Basuki Tjahaja Purnama, Komisaris Utama Pertamina, juga mengaku tidak tahu rencana RUPS pada Jumat besok. Soal pergantian BOD Pertamina, Basuki menyatakan hal itu bisa ditanyakan kepada Menteri BUMN. “Itu (pergantian BOD Pertamina) wewenang beliau (Menteri BUMN),” katanya kepada Dunia Energi.

Di luar menguatnya kembali Nicke, beberapa nama yang disebutkan sebelumnya masuk dalam jajaran BOD baru Pertamina seperti Insan Purwarisya L Tobing (mantan SVP HR Development Pertamina yang kini Dirut PT Pelni) dan Jamsaton Nababan (dirut PT Pertamina EP Cepu) mulai redup. Justru ada dua nama baru yang disebut-sebut telah dipangil oleh pemegang saham Pertamina. Keduanya adalah Nico Kanter (dirut PT Vale Indonesia Tbk) dan Budiman Parhusip (mantan dirut PT Rukun Rahardja Tbk).

Nicke telah menjabat sekitar dua tahun lalu sebagai dirut Pertamina berdasarkan Surat Keputusan no. Keputusan Menteri Badan Usaha Milik Negara Nomor : SK – 97/MBU/ 04/2018, tanggal 20 April 2018 tentang Pemberhentian dan Pengangkatan Anggota-Anggota Direksi Perusahaan Perseroan PT Pertamina.

Selama kepemimpinan Nicke, realisasi kinerja Pertamina sepanjang 2018 tidak terlalu buruk. Hal ini terlihat dari perolehan laba bersih perusahaan pada 2018 sebesar US$ 2,53 miliar atau setara Rp 36 triliun. Pada tahun itu juga Pertamina menyetorkan dividen tunai ke pemegang saham sebesar Rp 7,95 Triliun.

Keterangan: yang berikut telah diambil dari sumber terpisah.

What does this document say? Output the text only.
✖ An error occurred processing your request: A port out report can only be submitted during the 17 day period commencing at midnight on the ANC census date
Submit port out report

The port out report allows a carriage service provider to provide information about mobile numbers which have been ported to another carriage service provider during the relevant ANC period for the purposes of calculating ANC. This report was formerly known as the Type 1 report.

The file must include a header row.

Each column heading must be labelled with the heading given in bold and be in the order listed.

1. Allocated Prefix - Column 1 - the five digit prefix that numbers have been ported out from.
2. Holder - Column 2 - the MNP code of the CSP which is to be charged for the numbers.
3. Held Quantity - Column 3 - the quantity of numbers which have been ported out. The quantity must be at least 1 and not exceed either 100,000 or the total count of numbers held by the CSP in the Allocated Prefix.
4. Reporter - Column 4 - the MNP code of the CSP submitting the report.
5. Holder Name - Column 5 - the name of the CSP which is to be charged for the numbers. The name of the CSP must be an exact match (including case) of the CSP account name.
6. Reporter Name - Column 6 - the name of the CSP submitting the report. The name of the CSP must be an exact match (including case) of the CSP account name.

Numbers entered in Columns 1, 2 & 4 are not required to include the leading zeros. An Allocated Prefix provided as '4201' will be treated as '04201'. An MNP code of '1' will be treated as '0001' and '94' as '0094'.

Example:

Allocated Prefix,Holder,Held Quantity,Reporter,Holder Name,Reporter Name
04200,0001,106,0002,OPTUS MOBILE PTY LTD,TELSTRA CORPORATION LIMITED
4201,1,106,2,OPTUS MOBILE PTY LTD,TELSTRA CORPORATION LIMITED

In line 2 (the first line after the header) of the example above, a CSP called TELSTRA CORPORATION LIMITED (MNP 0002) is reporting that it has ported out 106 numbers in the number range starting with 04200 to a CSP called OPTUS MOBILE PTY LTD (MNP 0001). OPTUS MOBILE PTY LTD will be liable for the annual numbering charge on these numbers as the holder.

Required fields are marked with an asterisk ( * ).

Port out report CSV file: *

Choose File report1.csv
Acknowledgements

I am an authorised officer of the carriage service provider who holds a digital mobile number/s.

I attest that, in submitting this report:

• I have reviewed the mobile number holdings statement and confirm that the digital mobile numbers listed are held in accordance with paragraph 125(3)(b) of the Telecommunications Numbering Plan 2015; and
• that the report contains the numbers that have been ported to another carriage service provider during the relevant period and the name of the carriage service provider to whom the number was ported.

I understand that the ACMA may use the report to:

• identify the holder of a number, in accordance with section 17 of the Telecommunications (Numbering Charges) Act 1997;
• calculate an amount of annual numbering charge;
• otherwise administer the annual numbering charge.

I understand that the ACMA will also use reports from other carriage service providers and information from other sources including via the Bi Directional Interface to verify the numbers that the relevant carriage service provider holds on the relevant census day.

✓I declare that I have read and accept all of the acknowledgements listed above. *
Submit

Sementara dari sisi pendapatan perusahaan yang sebesar US$ 57,93 miliar pada 2018 atau naik dari pendapatan pada 2017 yang sebesar US$ 46 miliar. Realisasi EBITDA sebesar US$ 9,20 miliar naik 27% dibandingkan tahun sebelumnya senilai US$ 7,26 miliar.

Dari sisi operasional ada kenaikan produksi minyak dan gas sebesar 921,36 ribu barel setara minyak per hari (BOEPD) atau naik 33% dibandingkan 2017 yang sebesar 693 ribu BOEPD. Demikian juga dengan lifting minyak mentah dan gas yang tercatat sebesar 757,26 ribu BOEPD atau naik 36% dari tahun sebelumnya yang sebesar 556,33 ribu BOEPD. Untuk menjaga keberlanjutan produksi migas Indonesia, Pertamina juga telah berhasil meningkatkan tambahan cadangan migas pada tahun 2018 mencapai 426,25 MMBOE atau 36% lebih tinggi dibandingkan realisasi di tahun sebelumnya.

Sementara itu, laba bersih Pertamina pada semester I tahun 2019 meningkat sebesar US$ 660 juta atau Rp 9,4 triliun dibandingkan dengan periode yang sama tahun 2018, yakni US$ 311 juta atau sebesar Rp 4,4 triliun.

Penurunan harga minyak mentah atau Indonesia Crude Price (ICP) pada semester I tahun 2019 ini sebesar US4 63 per barrel, dibandingkan pada sementer I 2018 yakni USD 66 per barrel. Dengan menurunnya harga ICP, biaya operasional pun turun.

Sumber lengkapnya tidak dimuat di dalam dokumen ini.